BOSTON — A Massachusetts woman filed a class-action lawsuit Tuesday accusing Wal-Mart of wrongly denying employee benefits for same-sex spouses.
Jacqueline Cote says Wal-Mart repeatedly denied medical insurance for her wife before 2014, when the retail giant started offering benefits for same-sex spouses.
The couple incurred at least $150,000 in medical costs after Cote’s wife, Dee Smithson, was diagnosed with ovarian cancer in 2012.
The lawsuit filed in U.S. District Court in Boston seeks damages for the couple and for any other Wal-Mart employees who weren’t offered insurance for their same-sex spouses. It asks for money to cover out-of-pocket medical costs and for other punitive damages.
Cote said in a call with reporters that the financial stress worsened Smithson’s suffering through cancer treatments.
“I’m following through with this for my wife and actually for anyone else who has suffered a similar injustice,” Cote said.
Wal-Mart issued a statement Tuesday noting it expanded benefits last year to include same-sex spouses and domestic partners. “We have not yet seen the details of the lawsuit and out of respect for Ms.
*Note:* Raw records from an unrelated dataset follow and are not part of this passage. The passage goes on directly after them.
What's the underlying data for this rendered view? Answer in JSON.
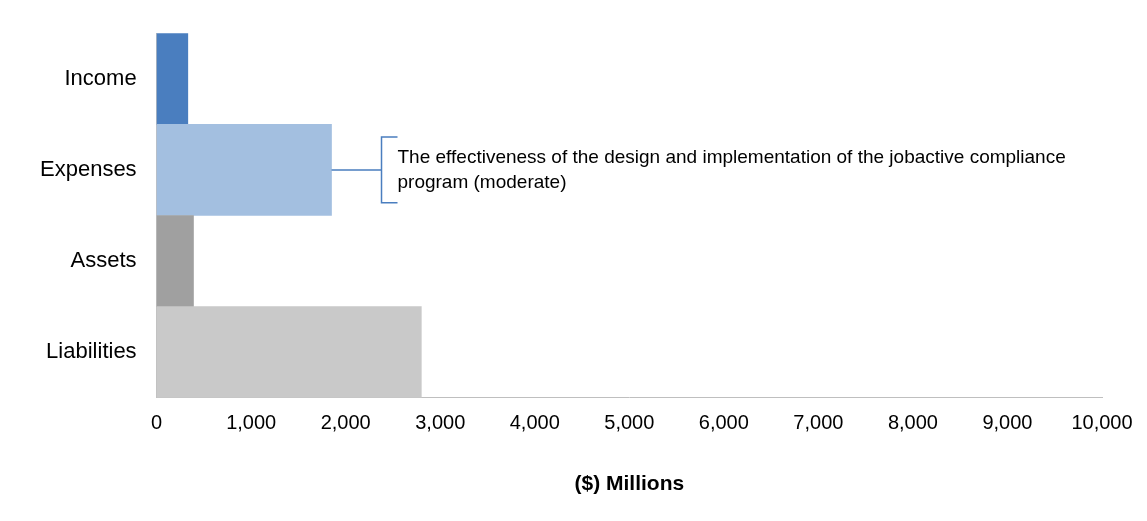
{
  "chart_data": {
    "type": "bar",
    "orientation": "horizontal",
    "categories": [
      "Income",
      "Expenses",
      "Assets",
      "Liabilities"
    ],
    "values": [
      330,
      1850,
      390,
      2800
    ],
    "colors": [
      "#4a7ebf",
      "#a3bfe0",
      "#a0a0a0",
      "#c9c9c9"
    ],
    "x_label": "($) Millions",
    "xlim": [
      0,
      10000
    ],
    "xticks": [
      0,
      {
        "value": 1000,
        "label": "1,000"
      },
      {
        "value": 2000,
        "label": "2,000"
      },
      {
        "value": 3000,
        "label": "3,000"
      },
      {
        "value": 4000,
        "label": "4,000"
      },
      {
        "value": 5000,
        "label": "5,000"
      },
      {
        "value": 6000,
        "label": "6,000"
      },
      {
        "value": 7000,
        "label": "7,000"
      },
      {
        "value": 8000,
        "label": "8,000"
      },
      {
        "value": 9000,
        "label": "9,000"
      },
      {
        "value": 10000,
        "label": "10,000"
      }
    ],
    "grid": false,
    "annotations": [
      {
        "category": "Expenses",
        "text": "The effectiveness of the design and implementation of the jobactive compliance program (moderate)"
      }
    ]
  }
}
Cote we are not going to comment other than to say our benefits coverage previous to the 2014 update was consistent with the law,” the Bentonville, Arkansas, company said.
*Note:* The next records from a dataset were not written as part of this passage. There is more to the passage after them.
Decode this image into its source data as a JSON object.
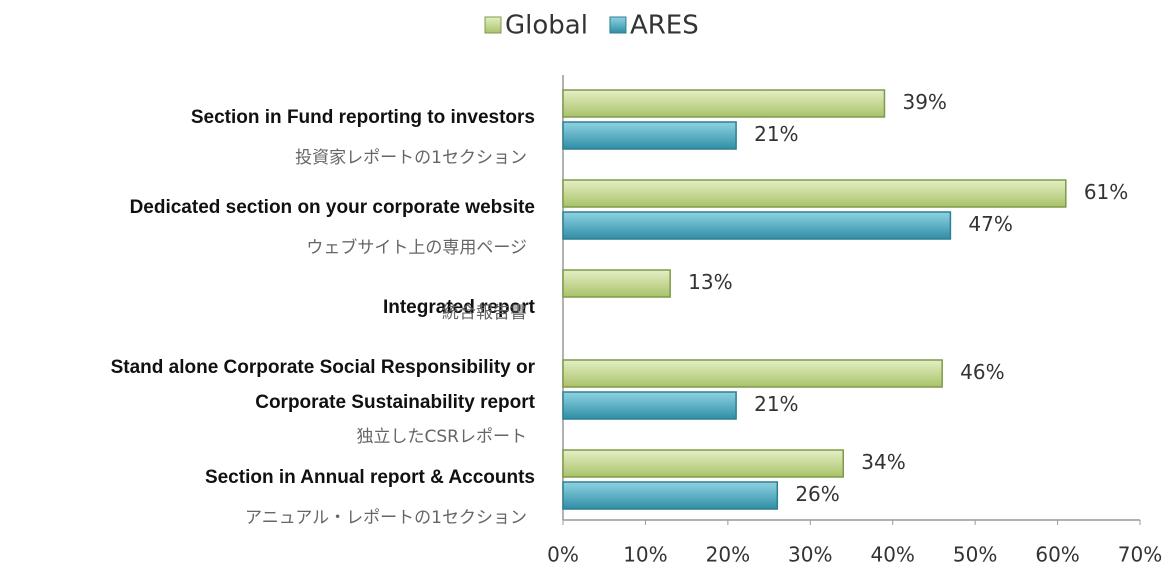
{
  "chart_data": {
    "type": "bar",
    "orientation": "horizontal",
    "categories": [
      [
        "Section in Fund reporting to investors"
      ],
      [
        "Dedicated section on your corporate website"
      ],
      [
        "Integrated report"
      ],
      [
        "Stand alone Corporate Social Responsibility or",
        "Corporate Sustainability report"
      ],
      [
        "Section in Annual report & Accounts"
      ]
    ],
    "category_subtitles": [
      "投資家レポートの1セクション",
      "ウェブサイト上の専用ページ",
      "統合報告書",
      "独立したCSRレポート",
      "アニュアル・レポートの1セクション"
    ],
    "series": [
      {
        "name": "Global",
        "color": "#c4d88c",
        "values": [
          39,
          61,
          13,
          46,
          34
        ],
        "value_labels": [
          "39%",
          "61%",
          "13%",
          "46%",
          "34%"
        ]
      },
      {
        "name": "ARES",
        "color": "#4bacc6",
        "values": [
          21,
          47,
          null,
          21,
          26
        ],
        "value_labels": [
          "21%",
          "47%",
          null,
          "21%",
          "26%"
        ]
      }
    ],
    "xlim": [
      0,
      70
    ],
    "xticks": [
      {
        "value": 0,
        "label": "0%"
      },
      {
        "value": 10,
        "label": "10%"
      },
      {
        "value": 20,
        "label": "20%"
      },
      {
        "value": 30,
        "label": "30%"
      },
      {
        "value": 40,
        "label": "40%"
      },
      {
        "value": 50,
        "label": "50%"
      },
      {
        "value": 60,
        "label": "60%"
      },
      {
        "value": 70,
        "label": "70%"
      }
    ],
    "legend": "top"
  }
}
Cote, of New Bedford, previously took her case to the U.S. Equal Employment Opportunity Commission, which decided in January that Wal-Mart’s denial amounted to discrimination and ordered the company to provide a “just resolution” for violating Cote’s civil rights.
In an interview, Cote said they “weren’t able to work it out.” The commission gave her permission to sue in May.
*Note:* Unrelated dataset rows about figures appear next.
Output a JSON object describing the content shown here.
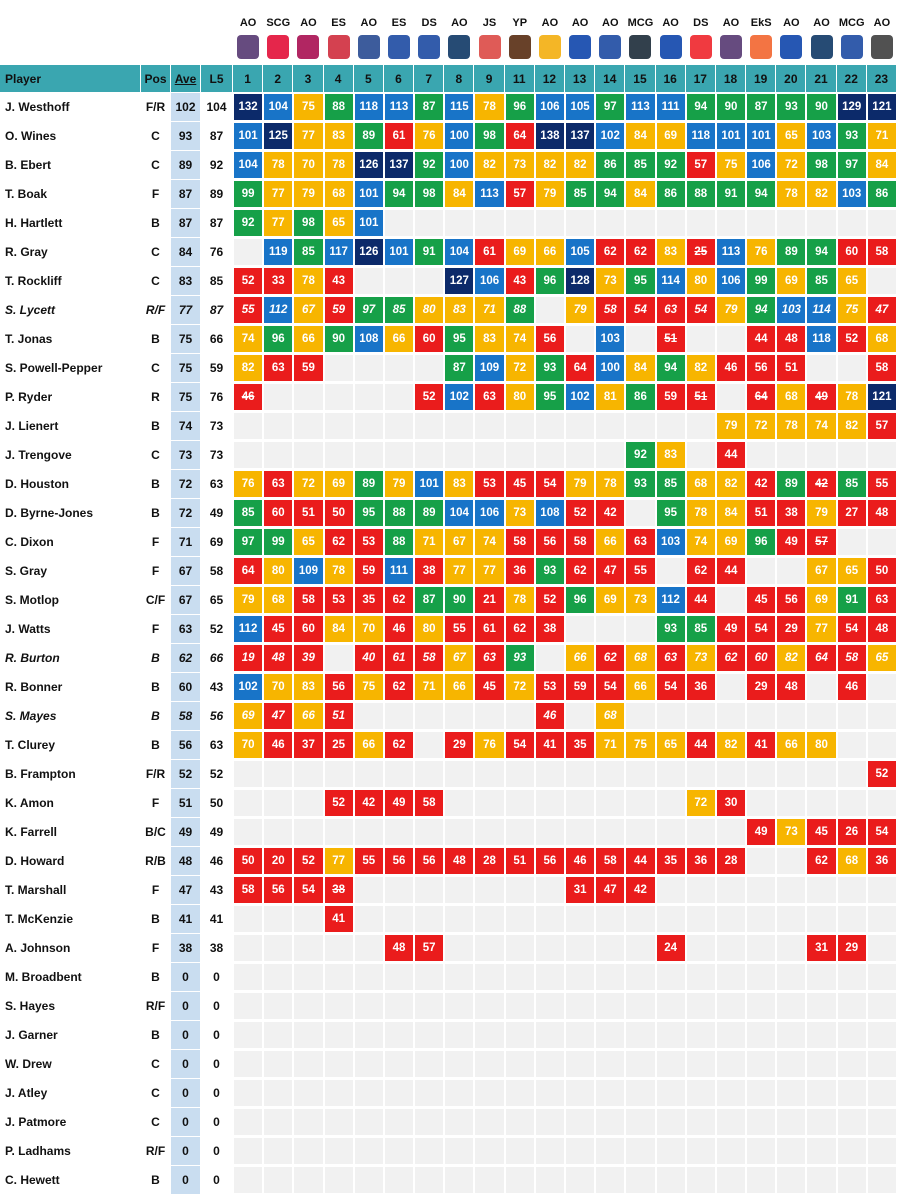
{
  "columns": [
    "Player",
    "Pos",
    "Ave",
    "L5"
  ],
  "venues": [
    "AO",
    "SCG",
    "AO",
    "ES",
    "AO",
    "ES",
    "DS",
    "AO",
    "JS",
    "YP",
    "AO",
    "AO",
    "AO",
    "MCG",
    "AO",
    "DS",
    "AO",
    "EkS",
    "AO",
    "AO",
    "MCG",
    "AO"
  ],
  "rounds": [
    1,
    2,
    3,
    4,
    5,
    6,
    7,
    8,
    9,
    11,
    12,
    13,
    14,
    15,
    16,
    17,
    18,
    19,
    20,
    21,
    22,
    23
  ],
  "rows": [
    {
      "player": "J. Westhoff",
      "pos": "F/R",
      "ave": 102,
      "l5": 104,
      "scores": [
        132,
        104,
        75,
        88,
        118,
        113,
        87,
        115,
        78,
        96,
        106,
        105,
        97,
        113,
        111,
        94,
        90,
        87,
        93,
        90,
        129,
        121
      ]
    },
    {
      "player": "O. Wines",
      "pos": "C",
      "ave": 93,
      "l5": 87,
      "scores": [
        101,
        125,
        77,
        83,
        89,
        61,
        76,
        100,
        98,
        64,
        138,
        137,
        102,
        84,
        69,
        118,
        101,
        101,
        65,
        103,
        93,
        71
      ]
    },
    {
      "player": "B. Ebert",
      "pos": "C",
      "ave": 89,
      "l5": 92,
      "scores": [
        104,
        78,
        70,
        78,
        126,
        137,
        92,
        100,
        82,
        73,
        82,
        82,
        86,
        85,
        92,
        57,
        75,
        106,
        72,
        98,
        97,
        84
      ]
    },
    {
      "player": "T. Boak",
      "pos": "F",
      "ave": 87,
      "l5": 89,
      "scores": [
        99,
        77,
        79,
        68,
        101,
        94,
        98,
        84,
        113,
        57,
        79,
        85,
        94,
        84,
        86,
        88,
        91,
        94,
        78,
        82,
        103,
        86
      ]
    },
    {
      "player": "H. Hartlett",
      "pos": "B",
      "ave": 87,
      "l5": 87,
      "scores": [
        92,
        77,
        98,
        65,
        101,
        null,
        null,
        null,
        null,
        null,
        null,
        null,
        null,
        null,
        null,
        null,
        null,
        null,
        null,
        null,
        null,
        null
      ]
    },
    {
      "player": "R. Gray",
      "pos": "C",
      "ave": 84,
      "l5": 76,
      "scores": [
        null,
        119,
        85,
        117,
        126,
        101,
        91,
        104,
        61,
        69,
        66,
        105,
        62,
        62,
        83,
        {
          "value": 25,
          "struck": true
        },
        113,
        76,
        89,
        94,
        60,
        58
      ]
    },
    {
      "player": "T. Rockliff",
      "pos": "C",
      "ave": 83,
      "l5": 85,
      "scores": [
        52,
        33,
        78,
        43,
        null,
        null,
        null,
        127,
        106,
        43,
        96,
        128,
        73,
        95,
        114,
        80,
        106,
        99,
        69,
        85,
        65,
        null
      ]
    },
    {
      "player": "S. Lycett",
      "pos": "R/F",
      "ave": 77,
      "l5": 87,
      "italic": true,
      "scores": [
        55,
        112,
        67,
        59,
        97,
        85,
        80,
        83,
        71,
        88,
        null,
        79,
        58,
        54,
        63,
        54,
        79,
        94,
        103,
        114,
        75,
        47
      ]
    },
    {
      "player": "T. Jonas",
      "pos": "B",
      "ave": 75,
      "l5": 66,
      "scores": [
        74,
        96,
        66,
        90,
        108,
        66,
        60,
        95,
        83,
        74,
        56,
        null,
        103,
        null,
        {
          "value": 51,
          "struck": true
        },
        null,
        null,
        44,
        48,
        118,
        52,
        68
      ]
    },
    {
      "player": "S. Powell-Pepper",
      "pos": "C",
      "ave": 75,
      "l5": 59,
      "scores": [
        82,
        63,
        59,
        null,
        null,
        null,
        null,
        87,
        109,
        72,
        93,
        64,
        100,
        84,
        94,
        82,
        46,
        56,
        51,
        null,
        null,
        58
      ]
    },
    {
      "player": "P. Ryder",
      "pos": "R",
      "ave": 75,
      "l5": 76,
      "scores": [
        {
          "value": 46,
          "struck": true
        },
        null,
        null,
        null,
        null,
        null,
        52,
        102,
        63,
        80,
        95,
        102,
        81,
        86,
        59,
        {
          "value": 51,
          "struck": true
        },
        null,
        {
          "value": 64,
          "struck": true
        },
        68,
        {
          "value": 49,
          "struck": true
        },
        78,
        121
      ]
    },
    {
      "player": "J. Lienert",
      "pos": "B",
      "ave": 74,
      "l5": 73,
      "scores": [
        null,
        null,
        null,
        null,
        null,
        null,
        null,
        null,
        null,
        null,
        null,
        null,
        null,
        null,
        null,
        null,
        79,
        72,
        78,
        74,
        82,
        57
      ]
    },
    {
      "player": "J. Trengove",
      "pos": "C",
      "ave": 73,
      "l5": 73,
      "scores": [
        null,
        null,
        null,
        null,
        null,
        null,
        null,
        null,
        null,
        null,
        null,
        null,
        null,
        92,
        83,
        null,
        44,
        null,
        null,
        null,
        null,
        null
      ]
    },
    {
      "player": "D. Houston",
      "pos": "B",
      "ave": 72,
      "l5": 63,
      "scores": [
        76,
        63,
        72,
        69,
        89,
        79,
        101,
        83,
        53,
        45,
        54,
        79,
        78,
        93,
        85,
        68,
        82,
        42,
        89,
        {
          "value": 42,
          "struck": true
        },
        85,
        55
      ]
    },
    {
      "player": "D. Byrne-Jones",
      "pos": "B",
      "ave": 72,
      "l5": 49,
      "scores": [
        85,
        60,
        51,
        50,
        95,
        88,
        89,
        104,
        106,
        73,
        108,
        52,
        42,
        null,
        95,
        78,
        84,
        51,
        38,
        79,
        27,
        48
      ]
    },
    {
      "player": "C. Dixon",
      "pos": "F",
      "ave": 71,
      "l5": 69,
      "scores": [
        97,
        99,
        65,
        62,
        53,
        88,
        71,
        67,
        74,
        58,
        56,
        58,
        66,
        63,
        103,
        74,
        69,
        96,
        49,
        {
          "value": 57,
          "struck": true
        },
        null,
        null
      ]
    },
    {
      "player": "S. Gray",
      "pos": "F",
      "ave": 67,
      "l5": 58,
      "scores": [
        64,
        80,
        109,
        78,
        59,
        111,
        38,
        77,
        77,
        36,
        93,
        62,
        47,
        55,
        null,
        62,
        44,
        null,
        null,
        67,
        65,
        50
      ]
    },
    {
      "player": "S. Motlop",
      "pos": "C/F",
      "ave": 67,
      "l5": 65,
      "scores": [
        79,
        68,
        58,
        53,
        35,
        62,
        87,
        90,
        21,
        78,
        52,
        96,
        69,
        73,
        112,
        44,
        null,
        45,
        56,
        69,
        91,
        63
      ]
    },
    {
      "player": "J. Watts",
      "pos": "F",
      "ave": 63,
      "l5": 52,
      "scores": [
        112,
        45,
        60,
        84,
        70,
        46,
        80,
        55,
        61,
        62,
        38,
        null,
        null,
        null,
        93,
        85,
        49,
        54,
        29,
        77,
        54,
        48
      ]
    },
    {
      "player": "R. Burton",
      "pos": "B",
      "ave": 62,
      "l5": 66,
      "italic": true,
      "scores": [
        19,
        48,
        39,
        null,
        40,
        61,
        58,
        67,
        63,
        93,
        null,
        66,
        62,
        68,
        63,
        73,
        62,
        60,
        82,
        64,
        58,
        65
      ]
    },
    {
      "player": "R. Bonner",
      "pos": "B",
      "ave": 60,
      "l5": 43,
      "scores": [
        102,
        70,
        83,
        56,
        75,
        62,
        71,
        66,
        45,
        72,
        53,
        59,
        54,
        66,
        54,
        36,
        null,
        29,
        48,
        null,
        46,
        null
      ]
    },
    {
      "player": "S. Mayes",
      "pos": "B",
      "ave": 58,
      "l5": 56,
      "italic": true,
      "scores": [
        69,
        47,
        66,
        51,
        null,
        null,
        null,
        null,
        null,
        null,
        46,
        null,
        68,
        null,
        null,
        null,
        null,
        null,
        null,
        null,
        null,
        null
      ]
    },
    {
      "player": "T. Clurey",
      "pos": "B",
      "ave": 56,
      "l5": 63,
      "scores": [
        70,
        46,
        37,
        25,
        66,
        62,
        null,
        29,
        76,
        54,
        41,
        35,
        71,
        75,
        65,
        44,
        82,
        41,
        66,
        80,
        null,
        null
      ]
    },
    {
      "player": "B. Frampton",
      "pos": "F/R",
      "ave": 52,
      "l5": 52,
      "scores": [
        null,
        null,
        null,
        null,
        null,
        null,
        null,
        null,
        null,
        null,
        null,
        null,
        null,
        null,
        null,
        null,
        null,
        null,
        null,
        null,
        null,
        52
      ]
    },
    {
      "player": "K. Amon",
      "pos": "F",
      "ave": 51,
      "l5": 50,
      "scores": [
        null,
        null,
        null,
        52,
        42,
        49,
        58,
        null,
        null,
        null,
        null,
        null,
        null,
        null,
        null,
        72,
        30,
        null,
        null,
        null,
        null,
        null
      ]
    },
    {
      "player": "K. Farrell",
      "pos": "B/C",
      "ave": 49,
      "l5": 49,
      "scores": [
        null,
        null,
        null,
        null,
        null,
        null,
        null,
        null,
        null,
        null,
        null,
        null,
        null,
        null,
        null,
        null,
        null,
        49,
        73,
        45,
        26,
        54
      ]
    },
    {
      "player": "D. Howard",
      "pos": "R/B",
      "ave": 48,
      "l5": 46,
      "scores": [
        50,
        20,
        52,
        77,
        55,
        56,
        56,
        48,
        28,
        51,
        56,
        46,
        58,
        44,
        35,
        36,
        28,
        null,
        null,
        62,
        68,
        36
      ]
    },
    {
      "player": "T. Marshall",
      "pos": "F",
      "ave": 47,
      "l5": 43,
      "scores": [
        58,
        56,
        54,
        {
          "value": 38,
          "struck": true
        },
        null,
        null,
        null,
        null,
        null,
        null,
        null,
        31,
        47,
        42,
        null,
        null,
        null,
        null,
        null,
        null,
        null,
        null
      ]
    },
    {
      "player": "T. McKenzie",
      "pos": "B",
      "ave": 41,
      "l5": 41,
      "scores": [
        null,
        null,
        null,
        41,
        null,
        null,
        null,
        null,
        null,
        null,
        null,
        null,
        null,
        null,
        null,
        null,
        null,
        null,
        null,
        null,
        null,
        null
      ]
    },
    {
      "player": "A. Johnson",
      "pos": "F",
      "ave": 38,
      "l5": 38,
      "scores": [
        null,
        null,
        null,
        null,
        null,
        48,
        57,
        null,
        null,
        null,
        null,
        null,
        null,
        null,
        24,
        null,
        null,
        null,
        null,
        31,
        29,
        null
      ]
    },
    {
      "player": "M. Broadbent",
      "pos": "B",
      "ave": 0,
      "l5": 0,
      "scores": [
        null,
        null,
        null,
        null,
        null,
        null,
        null,
        null,
        null,
        null,
        null,
        null,
        null,
        null,
        null,
        null,
        null,
        null,
        null,
        null,
        null,
        null
      ]
    },
    {
      "player": "S. Hayes",
      "pos": "R/F",
      "ave": 0,
      "l5": 0,
      "scores": [
        null,
        null,
        null,
        null,
        null,
        null,
        null,
        null,
        null,
        null,
        null,
        null,
        null,
        null,
        null,
        null,
        null,
        null,
        null,
        null,
        null,
        null
      ]
    },
    {
      "player": "J. Garner",
      "pos": "B",
      "ave": 0,
      "l5": 0,
      "scores": [
        null,
        null,
        null,
        null,
        null,
        null,
        null,
        null,
        null,
        null,
        null,
        null,
        null,
        null,
        null,
        null,
        null,
        null,
        null,
        null,
        null,
        null
      ]
    },
    {
      "player": "W. Drew",
      "pos": "C",
      "ave": 0,
      "l5": 0,
      "scores": [
        null,
        null,
        null,
        null,
        null,
        null,
        null,
        null,
        null,
        null,
        null,
        null,
        null,
        null,
        null,
        null,
        null,
        null,
        null,
        null,
        null,
        null
      ]
    },
    {
      "player": "J. Atley",
      "pos": "C",
      "ave": 0,
      "l5": 0,
      "scores": [
        null,
        null,
        null,
        null,
        null,
        null,
        null,
        null,
        null,
        null,
        null,
        null,
        null,
        null,
        null,
        null,
        null,
        null,
        null,
        null,
        null,
        null
      ]
    },
    {
      "player": "J. Patmore",
      "pos": "C",
      "ave": 0,
      "l5": 0,
      "scores": [
        null,
        null,
        null,
        null,
        null,
        null,
        null,
        null,
        null,
        null,
        null,
        null,
        null,
        null,
        null,
        null,
        null,
        null,
        null,
        null,
        null,
        null
      ]
    },
    {
      "player": "P. Ladhams",
      "pos": "R/F",
      "ave": 0,
      "l5": 0,
      "scores": [
        null,
        null,
        null,
        null,
        null,
        null,
        null,
        null,
        null,
        null,
        null,
        null,
        null,
        null,
        null,
        null,
        null,
        null,
        null,
        null,
        null,
        null
      ]
    },
    {
      "player": "C. Hewett",
      "pos": "B",
      "ave": 0,
      "l5": 0,
      "scores": [
        null,
        null,
        null,
        null,
        null,
        null,
        null,
        null,
        null,
        null,
        null,
        null,
        null,
        null,
        null,
        null,
        null,
        null,
        null,
        null,
        null,
        null
      ]
    }
  ]
}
The lawsuit, filed with the help of Gay & Lesbian Advocates & Defenders and the Washington Lawyers’ Committee for Civil Rights and Urban Affairs, claims that hundreds or thousands of the company’s employees had been denied benefits before Wal-Mart offered insurance for same-sex spouses in 2014.
“Wal-Mart’s position that it has no continuing, legal obligation to provide these benefits equally to same-sex spouses creates significant uncertainty and insecurity for Jackie, Dee and other same-sex married couples,” according to the complaint.
The nonprofit GLAD said Cote’s case is the first class-action lawsuit filed on behalf of gay workers since the Supreme Court legalized same-sex marriage nationwide in June.
Cote and Smithson met in Cape Cod in 1991 and later they both worked at Wal-Mart stores in Maine and Massachusetts. They were married in Massachusetts in 2004, just days after same-sex marriage was legalized there.
Smithson quit her job in 2007 to take care of Cote’s elderly mother. That prompted Cote to try to add Smithson to her health plan the following year.
Cote said she tried to enroll online, but the system wouldn’t let her proceed when she indicated her spouse was a woman. When she sought an official explanation, she was told that same-sex spouses were not covered.
Each year thereafter, she tried and failed to enroll Smithson — including in 2012, when Smithson got her cancer diagnosis.
In 2014, the cancer returned and Smithson went through another round of chemotherapy, Cote said, but it took a heavy toll on her health.
“Right now Dee’s receiving hospice care at home,” Cote said. “We take things one day at a time and try to make the most out of every hour that we get to spend together.”